# Some Great Colors



## ChickFilet (May 20, 2004)

I went to Boulder recently and captured some color representing the season change. I am nowhere near as talented as you guys when it comes to this stuff so please forgive any simple technical boo-boos. Any editing that enhances them is appreciated.

Thanks

1. From the Lost Gulch Overlook above Boulder
2. Chautauqua Park Trees
3. More Chautauqua Park Trees
4. Chautauqua Park Flowers


----------



## ChickFilet (May 20, 2004)

*More from Boulder*

Few more...

1. Indian Corn
2. Pumpkins at a working pumpkin farm
3. More pumpkins
4. Chautauqua Park Trees
5. More Chautauqua Park Trees


----------



## Charles Helm (Oct 22, 2004)

Definitely some great fall colors there. I am jealous -- it would be a great field trip, although I hear some of that strange white stuff has already started falling from the ground up there.


----------



## ChickFilet (May 20, 2004)

What are you waiting for? Flights are less than $200 apiece roundtrip! Still looking to understand better how to keep shots like these from washing out. As nice as the colors are, I don't know how to get better definition of the lines and angles.



Charles Helm said:


> Definitely some great fall colors there. I am jealous -- it would be a great field trip, although I hear some of that strange white stuff has already started falling from the ground up there.


----------



## Charles Helm (Oct 22, 2004)

Too many foster dogs at the house to take off unless I leave my wife here -- bad idea!

It can be hard to get the proper exposure in a mix of bright light and shadow.

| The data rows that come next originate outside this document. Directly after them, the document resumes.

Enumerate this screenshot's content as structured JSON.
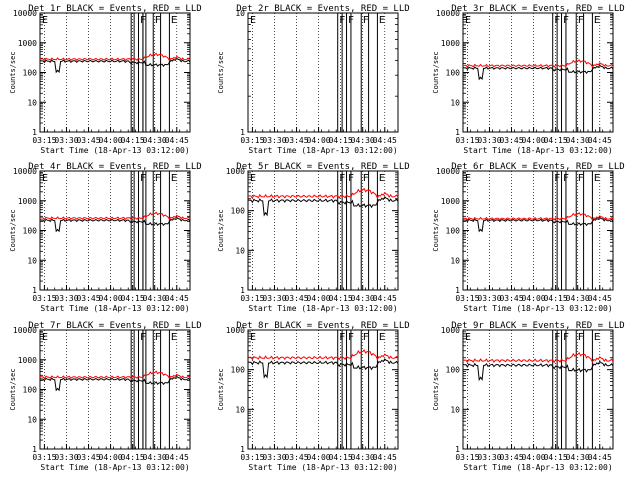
{
  "figure": {
    "rows": 3,
    "cols": 3,
    "series_colors": {
      "events": "#000000",
      "lld": "#ff0000"
    },
    "x_axis": {
      "tick_labels": [
        "03:15",
        "03:30",
        "03:45",
        "04:00",
        "04:15",
        "04:30",
        "04:45"
      ],
      "xlabel": "Start Time (18-Apr-13 03:12:00)",
      "range_minutes_from_start": [
        0,
        102
      ]
    },
    "marker_label": "F",
    "end_marker_label": "E",
    "dotted_vertical_grid": true,
    "y_scale": "log"
  },
  "chart_data": [
    {
      "type": "line",
      "title": "Det 1r BLACK = Events, RED = LLD",
      "ylabel": "Counts/sec",
      "ylim": [
        1,
        10000
      ],
      "yticks": [
        "1",
        "10",
        "100",
        "1000",
        "10000"
      ],
      "has_data": true,
      "events_level": 240,
      "lld_level": 280,
      "flare_intervals": [
        [
          67,
          70
        ],
        [
          77,
          82
        ]
      ],
      "end_marker_at": [
        88,
        97
      ],
      "single_line_marks": [
        [
          62,
          64
        ],
        [
          70,
          72
        ]
      ]
    },
    {
      "type": "line",
      "title": "Det 2r BLACK = Events, RED = LLD",
      "ylabel": "Counts/sec",
      "ylim": [
        1,
        10
      ],
      "yticks": [
        "1",
        "10"
      ],
      "has_data": false,
      "events_level": 0,
      "lld_level": 0,
      "flare_intervals": [
        [
          61,
          64
        ],
        [
          67,
          70
        ],
        [
          77,
          82
        ]
      ],
      "end_marker_at": [
        88,
        97
      ],
      "single_line_marks": []
    },
    {
      "type": "line",
      "title": "Det 3r BLACK = Events, RED = LLD",
      "ylabel": "Counts/sec",
      "ylim": [
        1,
        10000
      ],
      "yticks": [
        "1",
        "10",
        "100",
        "1000",
        "10000"
      ],
      "has_data": true,
      "events_level": 140,
      "lld_level": 170,
      "flare_intervals": [
        [
          61,
          64
        ],
        [
          67,
          70
        ],
        [
          77,
          82
        ]
      ],
      "end_marker_at": [
        88,
        97
      ],
      "single_line_marks": []
    },
    {
      "type": "line",
      "title": "Det 4r BLACK = Events, RED = LLD",
      "ylabel": "Counts/sec",
      "ylim": [
        1,
        10000
      ],
      "yticks": [
        "1",
        "10",
        "100",
        "1000",
        "10000"
      ],
      "has_data": true,
      "events_level": 220,
      "lld_level": 260,
      "flare_intervals": [
        [
          67,
          70
        ],
        [
          77,
          82
        ]
      ],
      "end_marker_at": [
        88,
        97
      ],
      "single_line_marks": [
        [
          62,
          64
        ],
        [
          70,
          72
        ]
      ]
    },
    {
      "type": "line",
      "title": "Det 5r BLACK = Events, RED = LLD",
      "ylabel": "Counts/sec",
      "ylim": [
        1,
        1000
      ],
      "yticks": [
        "1",
        "10",
        "100",
        "1000"
      ],
      "has_data": true,
      "events_level": 180,
      "lld_level": 230,
      "flare_intervals": [
        [
          61,
          64
        ],
        [
          67,
          70
        ],
        [
          77,
          82
        ]
      ],
      "end_marker_at": [
        88,
        97
      ],
      "single_line_marks": []
    },
    {
      "type": "line",
      "title": "Det 6r BLACK = Events, RED = LLD",
      "ylabel": "Counts/sec",
      "ylim": [
        1,
        10000
      ],
      "yticks": [
        "1",
        "10",
        "100",
        "1000",
        "10000"
      ],
      "has_data": true,
      "events_level": 220,
      "lld_level": 250,
      "flare_intervals": [
        [
          61,
          64
        ],
        [
          67,
          70
        ],
        [
          77,
          82
        ]
      ],
      "end_marker_at": [
        88,
        97
      ],
      "single_line_marks": []
    },
    {
      "type": "line",
      "title": "Det 7r BLACK = Events, RED = LLD",
      "ylabel": "Counts/sec",
      "ylim": [
        1,
        10000
      ],
      "yticks": [
        "1",
        "10",
        "100",
        "1000",
        "10000"
      ],
      "has_data": true,
      "events_level": 220,
      "lld_level": 260,
      "flare_intervals": [
        [
          67,
          70
        ],
        [
          77,
          82
        ]
      ],
      "end_marker_at": [
        88,
        97
      ],
      "single_line_marks": [
        [
          62,
          64
        ],
        [
          70,
          72
        ]
      ]
    },
    {
      "type": "line",
      "title": "Det 8r BLACK = Events, RED = LLD",
      "ylabel": "Counts/sec",
      "ylim": [
        1,
        1000
      ],
      "yticks": [
        "1",
        "10",
        "100",
        "1000"
      ],
      "has_data": true,
      "events_level": 150,
      "lld_level": 200,
      "flare_intervals": [
        [
          61,
          64
        ],
        [
          67,
          70
        ],
        [
          77,
          82
        ]
      ],
      "end_marker_at": [
        88,
        97
      ],
      "single_line_marks": []
    },
    {
      "type": "line",
      "title": "Det 9r BLACK = Events, RED = LLD",
      "ylabel": "Counts/sec",
      "ylim": [
        1,
        1000
      ],
      "yticks": [
        "1",
        "10",
        "100",
        "1000"
      ],
      "has_data": true,
      "events_level": 130,
      "lld_level": 170,
      "flare_intervals": [
        [
          61,
          64
        ],
        [
          67,
          70
        ],
        [
          77,
          82
        ]
      ],
      "end_marker_at": [
        88,
        97
      ],
      "single_line_marks": []
    }
  ]
}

With digitals, it is sometimes easier to underexpose a bit and correct with software post-processing.


----------



## richg99 (Aug 21, 2004)

Nice shots...and yep, darker can be lightened up some...too bright.. can't be fixed as easily. rich


----------



## chicapesca (Jun 7, 2004)

*A little adjustment*

I saturated these a bit Jan and played with the clarification/contrast.


----------



## richg99 (Aug 21, 2004)

Chick...Wowwwweeee... Good work....Rich


----------



## Pocketfisherman (May 30, 2005)

Nice work. That corn looks good enough to pop !


----------



## baylvr (Jun 28, 2004)

What a lucky gal! I've dreamed of visiting a place that has that type of fall!! And I think you did a FINE job of capturing those beautiful colors!!


----------